Ils représentent des micro-domaines nucléaires fonctionnels couplant activité transcriptionnelle et contrôle protéostatique.
(Figure : vetopsy.fr d'après Lafarga)
1. Contrairement aux nuclear stress bodies, les clastosomes ne sont pas organisés autour d’ARN répétés, mais correspondent à des zones nucléaires spécialisées dédiées à la dégradation protéique dépendante du protéasome, où le protéasome 26S (complexe 20S catalytique associé au complexe 19S régulateur) est localement concentré et actif.
a. Leur formation est favorisée par :
- une stimulation transcriptionnelle intense,
- une augmentation de protéines mal conformées ou régulatrices à demi-vie courte,
- certains stress cellulaires affectant l’homéostasie protéique.
b. Le protéasome 26S est majoritairement assemblé dans le cytoplasme, puis importé dans le noyau via des signaux de localisation nucléaire (NLS) et les clastosomes ne correspondent pas à un assemblage de novo, mais à une concentration locale et transitoire de protéasomes nucléaires recrutés par une accumulation de substrats polyubiquitinés.
b. Ils peuvent apparaître dans des cellules du système nerveux ou dans des contextes de forte activité protéasomale nucléaire.

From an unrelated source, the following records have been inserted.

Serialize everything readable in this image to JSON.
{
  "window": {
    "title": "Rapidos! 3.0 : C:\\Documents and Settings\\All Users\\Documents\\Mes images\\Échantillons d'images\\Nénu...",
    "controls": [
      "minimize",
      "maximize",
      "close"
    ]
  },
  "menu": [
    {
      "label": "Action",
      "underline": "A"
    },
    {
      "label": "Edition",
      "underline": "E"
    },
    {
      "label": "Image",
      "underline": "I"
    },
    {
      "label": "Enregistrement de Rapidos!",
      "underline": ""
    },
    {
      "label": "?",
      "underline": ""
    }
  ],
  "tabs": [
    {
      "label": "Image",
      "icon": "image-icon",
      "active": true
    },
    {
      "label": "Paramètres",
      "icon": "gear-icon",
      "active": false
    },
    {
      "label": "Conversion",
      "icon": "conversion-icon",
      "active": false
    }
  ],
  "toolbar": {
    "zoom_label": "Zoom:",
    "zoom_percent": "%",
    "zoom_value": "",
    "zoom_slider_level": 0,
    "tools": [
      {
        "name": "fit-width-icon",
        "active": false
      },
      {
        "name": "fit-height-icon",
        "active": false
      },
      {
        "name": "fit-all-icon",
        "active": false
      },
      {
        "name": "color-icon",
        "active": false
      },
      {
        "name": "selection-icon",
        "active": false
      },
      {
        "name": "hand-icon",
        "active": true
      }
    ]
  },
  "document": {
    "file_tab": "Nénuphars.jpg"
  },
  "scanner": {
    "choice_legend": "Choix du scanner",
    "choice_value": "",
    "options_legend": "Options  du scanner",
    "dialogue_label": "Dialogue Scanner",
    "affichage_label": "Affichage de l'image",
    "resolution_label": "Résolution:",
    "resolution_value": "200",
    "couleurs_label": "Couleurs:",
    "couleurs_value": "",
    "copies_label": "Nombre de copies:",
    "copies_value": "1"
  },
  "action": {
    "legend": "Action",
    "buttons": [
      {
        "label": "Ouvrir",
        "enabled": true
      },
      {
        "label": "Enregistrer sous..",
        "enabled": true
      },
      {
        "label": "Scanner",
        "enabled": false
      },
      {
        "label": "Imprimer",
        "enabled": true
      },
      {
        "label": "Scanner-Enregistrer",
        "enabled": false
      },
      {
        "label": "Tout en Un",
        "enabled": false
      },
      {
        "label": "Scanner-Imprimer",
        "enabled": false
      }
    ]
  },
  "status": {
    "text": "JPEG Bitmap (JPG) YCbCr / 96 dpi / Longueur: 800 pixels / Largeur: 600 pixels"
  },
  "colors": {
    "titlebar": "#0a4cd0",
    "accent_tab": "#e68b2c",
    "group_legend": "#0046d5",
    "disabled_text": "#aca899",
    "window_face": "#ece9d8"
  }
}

(Figure : vetopsy.fr d'après Unverdorben)
3. Les clastosomes participent à la régulation fine de l’expression génique en assurant la dégradation rapide :
- de facteurs de transcription activés tels que p53, c-Jun ou c-Fos,
- de co-activateurs ou co-répresseurs comme SRC-3, co-activateur stéroïdien,
- des protéines nucléaires ubiquitinées impliquées dans la réponse au stress, notamment IκBα après activation NF-κB.
Remarque : les clastosomes ont été décrits comme pouvant, dans certains contextes, être associés à des sous-populations de PML bodies enrichies en protéasome.
Extensions aux domaines nucléaires induits par le stress
Les nuclear stress bodies et les clastosomes illustrent deux modalités distinctes de compartimentation nucléaire induite par le stress, respectivement ARN-dépendante et protéasome-dépendante.
1. D’autres structures nucléaires transitoires peuvent apparaître dans des contextes de stress, notamment les foyers de réponse aux dommages de l'ADN tels que :
- les 53BP1 bodies (Around and beyond 53BP1 Nuclear Bodies 2017),
- les domaines enrichis en γH2AX (Double strand break repair functions of histone H2AX 2013).
H2AX est une variante de l’histone H2A incorporée dans les nucléosomes, caractérisée par une extension C-terminale spécifique contenant le motif SQ(E/D), permettant sa phosphorylation (γH2AX) sur la sérine 139 lors des cassures double brin de l’ADN.
(Figure : vetopsy.fr d'après Fernandez-Vidal et coll)
2. Ces domaines correspondent à des sites localisés de signalisation et de réparation ancrés à la chromatine lésée et ne constituent pas des corps nucléaires autonomes, mais des micro-domaines fonctionnels directement associés à l’ADN endommagé.